In isolated rat heart mitochondria, L-arginine is oxidized by a nitric oxide synthase (mtNOS) achieving maximal rates at 1 mM L-arginine. The NOS inhibitor N(G)-nitro-L-arginine methyl ester (NAME) inhibits the increase in NO production. Extramitochondrial free magnesium inhibited NOS production by 59% at 3.2 mM. The mitochondrial free Mg(2+) concentration increased to different extents in the presence of L-arginine (29%), the NO donor (S-nitroso-N-acetylpenicillamine) (105%) or the NOS inhibitors L-NAME (48%) or N(G)-nitro-L-arginine methyl ester, N(G)-monomethyl-L-arginine (L-NMMA) (53%). Under hypoxic conditions, mtNOS activity was inhibited by Mg(2+) by up to 50% after 30 min of incubation. Reoxygenation restored the activity of the mtNOS to pre-hypoxia levels. The results suggest that in heart mitochondria there is an interaction between Mg(2+) levels and mtNOS activity which in turn is modified by hypoxia and reoxygenation.
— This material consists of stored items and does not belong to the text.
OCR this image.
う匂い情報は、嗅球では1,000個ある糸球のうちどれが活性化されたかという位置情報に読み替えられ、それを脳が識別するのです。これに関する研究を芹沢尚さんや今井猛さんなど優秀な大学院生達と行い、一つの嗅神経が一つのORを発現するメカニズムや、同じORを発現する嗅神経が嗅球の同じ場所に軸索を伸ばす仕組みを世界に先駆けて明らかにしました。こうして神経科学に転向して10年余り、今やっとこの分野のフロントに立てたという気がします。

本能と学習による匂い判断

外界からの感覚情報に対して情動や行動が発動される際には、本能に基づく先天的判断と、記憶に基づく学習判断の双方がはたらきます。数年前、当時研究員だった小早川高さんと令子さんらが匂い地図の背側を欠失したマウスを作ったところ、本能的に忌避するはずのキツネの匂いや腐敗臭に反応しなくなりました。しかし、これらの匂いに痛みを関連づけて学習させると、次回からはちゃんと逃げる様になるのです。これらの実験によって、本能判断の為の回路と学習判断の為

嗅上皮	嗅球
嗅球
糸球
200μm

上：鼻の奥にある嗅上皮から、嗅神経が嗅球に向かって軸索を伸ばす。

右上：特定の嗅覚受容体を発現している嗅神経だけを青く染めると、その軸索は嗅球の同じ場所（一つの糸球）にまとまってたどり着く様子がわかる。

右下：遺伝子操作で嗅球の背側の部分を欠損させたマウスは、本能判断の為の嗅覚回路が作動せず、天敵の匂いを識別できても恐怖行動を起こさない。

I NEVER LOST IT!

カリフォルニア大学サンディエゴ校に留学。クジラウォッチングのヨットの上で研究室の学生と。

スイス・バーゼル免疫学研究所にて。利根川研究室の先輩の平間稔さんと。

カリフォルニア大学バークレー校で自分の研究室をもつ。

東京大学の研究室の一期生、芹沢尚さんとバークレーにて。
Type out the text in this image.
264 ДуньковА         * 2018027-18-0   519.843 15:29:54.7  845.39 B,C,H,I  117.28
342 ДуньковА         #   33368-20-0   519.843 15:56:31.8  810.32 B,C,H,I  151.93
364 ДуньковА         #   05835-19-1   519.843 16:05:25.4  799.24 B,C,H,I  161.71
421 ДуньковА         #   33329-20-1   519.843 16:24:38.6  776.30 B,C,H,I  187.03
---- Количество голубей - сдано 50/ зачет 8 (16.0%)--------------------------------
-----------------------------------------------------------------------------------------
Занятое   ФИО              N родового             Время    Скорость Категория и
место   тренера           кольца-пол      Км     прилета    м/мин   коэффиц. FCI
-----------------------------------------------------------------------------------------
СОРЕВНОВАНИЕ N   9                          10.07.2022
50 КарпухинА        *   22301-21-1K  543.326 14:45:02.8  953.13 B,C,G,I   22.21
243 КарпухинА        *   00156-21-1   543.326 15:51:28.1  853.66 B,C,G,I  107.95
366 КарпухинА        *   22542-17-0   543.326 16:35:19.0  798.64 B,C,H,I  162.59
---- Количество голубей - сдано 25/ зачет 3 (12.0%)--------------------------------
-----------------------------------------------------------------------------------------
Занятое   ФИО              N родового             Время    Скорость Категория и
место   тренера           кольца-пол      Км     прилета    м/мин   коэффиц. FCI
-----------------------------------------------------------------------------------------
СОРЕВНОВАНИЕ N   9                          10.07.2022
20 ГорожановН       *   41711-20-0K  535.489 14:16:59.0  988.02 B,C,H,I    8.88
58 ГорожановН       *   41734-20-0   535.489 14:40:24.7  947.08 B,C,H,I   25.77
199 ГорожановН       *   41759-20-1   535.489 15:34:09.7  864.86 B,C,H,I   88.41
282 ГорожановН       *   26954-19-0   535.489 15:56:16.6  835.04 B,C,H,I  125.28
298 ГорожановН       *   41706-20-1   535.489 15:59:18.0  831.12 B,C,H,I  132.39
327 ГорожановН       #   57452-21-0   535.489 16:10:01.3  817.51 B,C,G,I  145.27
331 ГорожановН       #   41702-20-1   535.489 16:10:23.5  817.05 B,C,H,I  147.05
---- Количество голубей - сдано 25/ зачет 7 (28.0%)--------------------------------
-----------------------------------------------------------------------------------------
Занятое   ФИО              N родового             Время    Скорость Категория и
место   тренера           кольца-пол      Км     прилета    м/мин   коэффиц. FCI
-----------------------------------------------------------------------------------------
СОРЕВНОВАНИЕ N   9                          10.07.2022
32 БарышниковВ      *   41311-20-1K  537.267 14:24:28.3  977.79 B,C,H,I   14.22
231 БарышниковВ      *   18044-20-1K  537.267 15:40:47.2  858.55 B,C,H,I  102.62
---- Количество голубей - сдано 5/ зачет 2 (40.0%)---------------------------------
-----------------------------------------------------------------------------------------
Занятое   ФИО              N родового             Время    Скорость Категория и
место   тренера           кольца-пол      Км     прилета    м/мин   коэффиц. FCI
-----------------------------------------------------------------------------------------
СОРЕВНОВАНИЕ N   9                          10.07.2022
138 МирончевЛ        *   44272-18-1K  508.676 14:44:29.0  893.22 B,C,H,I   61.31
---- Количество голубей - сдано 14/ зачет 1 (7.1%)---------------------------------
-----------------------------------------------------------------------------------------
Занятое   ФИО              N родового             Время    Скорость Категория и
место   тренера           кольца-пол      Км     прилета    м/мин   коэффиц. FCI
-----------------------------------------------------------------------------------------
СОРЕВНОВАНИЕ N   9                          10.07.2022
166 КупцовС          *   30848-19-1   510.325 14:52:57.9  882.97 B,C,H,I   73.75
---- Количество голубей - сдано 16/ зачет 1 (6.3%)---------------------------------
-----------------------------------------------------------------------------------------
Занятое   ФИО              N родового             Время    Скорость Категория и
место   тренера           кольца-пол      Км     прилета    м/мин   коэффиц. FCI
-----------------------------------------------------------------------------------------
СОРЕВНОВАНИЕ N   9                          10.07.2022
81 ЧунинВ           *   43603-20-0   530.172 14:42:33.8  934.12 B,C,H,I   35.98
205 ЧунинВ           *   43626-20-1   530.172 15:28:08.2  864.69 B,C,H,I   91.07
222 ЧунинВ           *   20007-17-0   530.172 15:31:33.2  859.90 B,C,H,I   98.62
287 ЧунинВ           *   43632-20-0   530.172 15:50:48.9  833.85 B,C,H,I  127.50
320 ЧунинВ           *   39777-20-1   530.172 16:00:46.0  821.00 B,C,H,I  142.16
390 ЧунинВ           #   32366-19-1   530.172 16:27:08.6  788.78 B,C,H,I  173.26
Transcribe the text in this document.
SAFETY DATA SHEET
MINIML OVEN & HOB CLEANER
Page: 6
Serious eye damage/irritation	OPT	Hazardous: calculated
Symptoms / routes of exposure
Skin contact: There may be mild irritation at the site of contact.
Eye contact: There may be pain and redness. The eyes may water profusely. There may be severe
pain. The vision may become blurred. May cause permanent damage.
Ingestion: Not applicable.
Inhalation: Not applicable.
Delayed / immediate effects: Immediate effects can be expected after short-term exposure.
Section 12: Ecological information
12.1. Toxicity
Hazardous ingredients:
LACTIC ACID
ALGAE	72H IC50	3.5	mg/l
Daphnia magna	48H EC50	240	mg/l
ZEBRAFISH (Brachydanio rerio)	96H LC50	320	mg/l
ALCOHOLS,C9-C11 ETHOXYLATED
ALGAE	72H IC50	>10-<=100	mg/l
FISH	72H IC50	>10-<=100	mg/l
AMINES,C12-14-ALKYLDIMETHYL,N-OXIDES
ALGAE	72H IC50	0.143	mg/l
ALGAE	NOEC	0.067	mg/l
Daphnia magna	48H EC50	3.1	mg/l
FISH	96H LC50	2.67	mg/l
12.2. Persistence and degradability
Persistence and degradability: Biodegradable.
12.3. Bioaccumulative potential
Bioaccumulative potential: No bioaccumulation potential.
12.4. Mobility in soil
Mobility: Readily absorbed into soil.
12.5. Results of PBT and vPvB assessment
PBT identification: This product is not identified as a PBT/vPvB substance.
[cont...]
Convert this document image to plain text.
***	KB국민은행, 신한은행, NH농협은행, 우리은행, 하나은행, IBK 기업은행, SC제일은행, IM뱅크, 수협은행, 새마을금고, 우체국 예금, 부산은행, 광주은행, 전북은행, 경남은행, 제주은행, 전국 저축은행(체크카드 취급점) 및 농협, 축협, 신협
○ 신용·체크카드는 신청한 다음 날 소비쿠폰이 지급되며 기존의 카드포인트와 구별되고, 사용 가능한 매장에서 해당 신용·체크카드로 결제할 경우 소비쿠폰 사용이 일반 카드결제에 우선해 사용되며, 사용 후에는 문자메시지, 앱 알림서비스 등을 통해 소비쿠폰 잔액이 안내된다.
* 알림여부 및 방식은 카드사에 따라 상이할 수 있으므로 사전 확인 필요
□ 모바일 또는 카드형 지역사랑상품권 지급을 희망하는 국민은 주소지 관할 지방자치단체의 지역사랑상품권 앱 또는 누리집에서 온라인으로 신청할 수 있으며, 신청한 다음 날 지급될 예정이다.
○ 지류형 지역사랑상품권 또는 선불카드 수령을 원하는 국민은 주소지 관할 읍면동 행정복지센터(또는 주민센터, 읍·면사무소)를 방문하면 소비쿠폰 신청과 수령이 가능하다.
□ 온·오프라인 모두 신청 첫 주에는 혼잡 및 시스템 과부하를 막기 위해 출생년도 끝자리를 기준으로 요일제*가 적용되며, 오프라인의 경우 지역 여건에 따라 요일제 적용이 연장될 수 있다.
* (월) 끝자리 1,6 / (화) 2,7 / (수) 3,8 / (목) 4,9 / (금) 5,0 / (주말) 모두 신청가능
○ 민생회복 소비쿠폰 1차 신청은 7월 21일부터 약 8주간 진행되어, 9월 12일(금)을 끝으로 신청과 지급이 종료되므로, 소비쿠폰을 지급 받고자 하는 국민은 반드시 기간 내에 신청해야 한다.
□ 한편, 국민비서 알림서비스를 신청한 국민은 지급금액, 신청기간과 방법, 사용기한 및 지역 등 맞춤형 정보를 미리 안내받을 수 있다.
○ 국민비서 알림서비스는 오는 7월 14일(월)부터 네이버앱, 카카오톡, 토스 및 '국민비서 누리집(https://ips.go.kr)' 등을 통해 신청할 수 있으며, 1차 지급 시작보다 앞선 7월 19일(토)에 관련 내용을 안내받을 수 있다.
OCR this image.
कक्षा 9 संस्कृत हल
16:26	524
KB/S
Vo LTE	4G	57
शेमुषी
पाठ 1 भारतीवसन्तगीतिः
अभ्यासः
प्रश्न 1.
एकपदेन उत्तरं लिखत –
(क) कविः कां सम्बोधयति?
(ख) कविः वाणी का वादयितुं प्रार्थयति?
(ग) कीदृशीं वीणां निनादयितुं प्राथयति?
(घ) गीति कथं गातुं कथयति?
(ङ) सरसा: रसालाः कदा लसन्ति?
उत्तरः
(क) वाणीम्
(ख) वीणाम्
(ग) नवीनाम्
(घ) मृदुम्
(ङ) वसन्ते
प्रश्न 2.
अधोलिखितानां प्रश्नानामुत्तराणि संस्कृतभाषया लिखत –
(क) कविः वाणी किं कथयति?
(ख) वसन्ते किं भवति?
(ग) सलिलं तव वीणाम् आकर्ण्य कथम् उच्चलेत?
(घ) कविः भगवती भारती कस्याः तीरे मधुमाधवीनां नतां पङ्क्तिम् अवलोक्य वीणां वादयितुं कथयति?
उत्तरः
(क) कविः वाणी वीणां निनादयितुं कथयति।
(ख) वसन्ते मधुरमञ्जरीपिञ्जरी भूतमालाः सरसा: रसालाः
Effect of Ca(2+) and Mg(2+) on the Mn-superoxide dismutase from rat liver and heart mitochondria.

The manganese superoxide dismutase (Mn-SOD) converts superoxide anions to hydrogen peroxide plus oxygen, providing the first line of defense against oxidative stress in mitochondria. Heart mitochondria exhibited higher Mn-SOD activity than liver mitochondria. In mitochondria from both tissues Mn-SOD activity decreased after incubation at low oxygen concentration (hypoxic mitochondria). The effects of free Ca(2+) ([Ca(2+)](f)) and free Mg(2+) ([Mg(2+)](f)) on normoxic and hypoxic mitochondria from either organ were tested. In normoxic mitochondria from either tissue, both [Ca(2+)](f) and [Mg(2+)](f) activated the enzyme, although [Mg(2+)](f) was less efficient as an activator and the effect was lower in heart than in liver mitochondria. When added simultaneously, high [Ca(2+)](f) and [Mg(2+)](f) exhibited additive effects which were more pronounced in heart mitochondria and were observed regardless of whether mitochondria had been incubated under normal or low oxygen. The data suggest that [Ca(2+)](f) plays a role in regulating Mn-SOD in concert with the activation of aerobic metabolism.